Editor esperto di economia e attualità

Redattore esperto di tecnologia e esteri, scrive di attualità, cronaca ed economia

Il governo ha presentato un emendamento al disegno di legge sulla sicurezza per rendere illegale la cosiddetta cannabis light. Nella legge sarebbe inserita una modifica per vietare completamente coltivazione e vendita delle inflorescenze di canapa, precisando la legge del 2016 che, tramite un vuoto normativo, la rendeva possibile. Già in passato il governo aveva tentato di bloccare il commercio di cannabis light in Italia tramite un decreto interministeriale, che però fu annullato dal Tar del Lazio.

In questi 8 anni in Italia si è sviluppato un mercato significativo per questi prodotti a base di canapa. Centinaia di negozi e di aziende produttrici hanno dato vita a una filiera che ora sarebbe messa a rischio dalle scelte del governo.

La legge che rende la cannabis light legale in Italia

Nel 2016 il parlamento approva la legge 242 del 2 dicembre, una legge che regola la coltivazione di canapa (Cannabis Sativa L.) in Italia per fini industriali e per combattere il consumo di suolo. La canapa è una pianta le cui fibre possono avere molteplici utilizzi e la cui coltivazione era diffusa in Italia prima della stretta contro le sostanze stupefacenti. La legge in nessun modo modifica però il Testo unico sugli stupefacenti.

L’articolo 2 ne limita la coltivazione per uso alimentare, cosmetico, edilizio, di ricerca, di bonifica dei siti inquinati e a fini botanici. Non c’è però alcun passaggio che vieta la coltivazione a scopo ricreativo. Allora la precedente legge contro gli stupefacenti, la cosiddetta Fini-Giovanardi, era appena stata dichiarata incostituzionale e le norme valide erano tornate ad essere quelle della legge Vassalli. Questa fissa il limite di legalità per il contenuto di principio attivo dei prodotti a base di cannabis allo 0,6%.

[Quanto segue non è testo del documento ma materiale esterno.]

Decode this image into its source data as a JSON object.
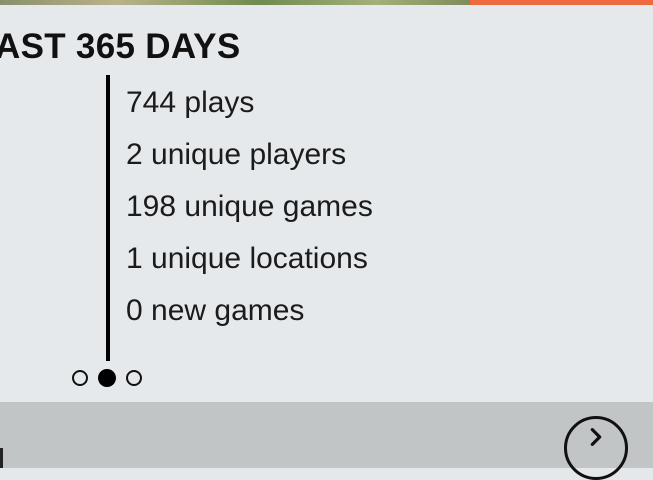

Si crea quindi un vuoto normativo. La cannabis si può coltivare, ammesso che il suo contenuto di principio attivo (tetraidrocannabinolo o Thc) non superi lo 0,6%. Nulla è specificato sulla commercializzazione, ma nel giro di pochi anni nascono non solo moltissime aziende agricole che coltivano cannabis, ma anche numerosi negozi che vendono prodotti per il consumo, come oli o inflorescenze, rigorosamente con meno dello 0,6% di Thc,.

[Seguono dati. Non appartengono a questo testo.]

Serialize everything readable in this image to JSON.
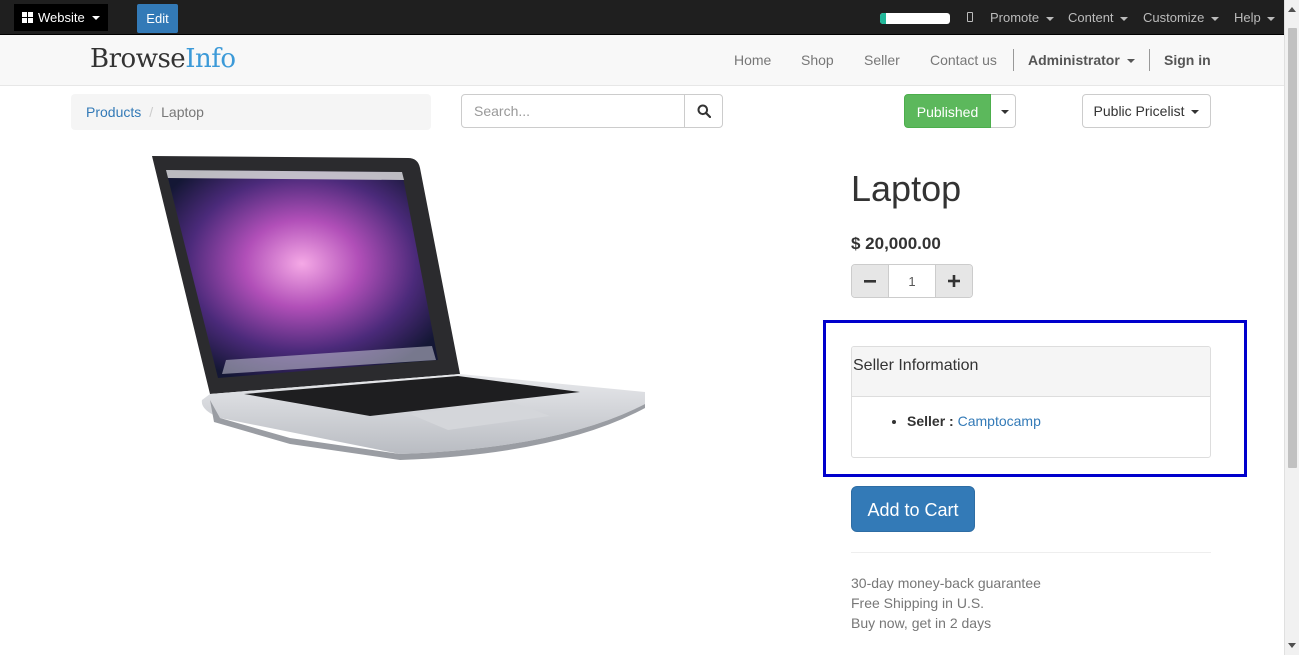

È la Corte di Cassazione a fare chiarezza su quest’ultimo punto. Arriva infatti al terzo grado di giudizio il caso di un agricoltore a cui la guardia di finanza ha sequestrato e distrutto numerose piante di cannabis legale. I giudici non solo disciplinarono gli interventi delle forze dell’ordine, che da quel momento in poi dovranno prima prelevare un campione e verificare il contenuto di Thc e, solo poi, eventualmente procedere al sequestro, ma esprime anche un nuovo principio. La vendita di cannabis light è legale dato che lo è la sua coltivazione. Si tratta di una conseguenza automatica e non è necessaria alcuna legge a riguardo, se non la specifica che i prodotti in vendita devono contenere meno dello 0,5% di Thc.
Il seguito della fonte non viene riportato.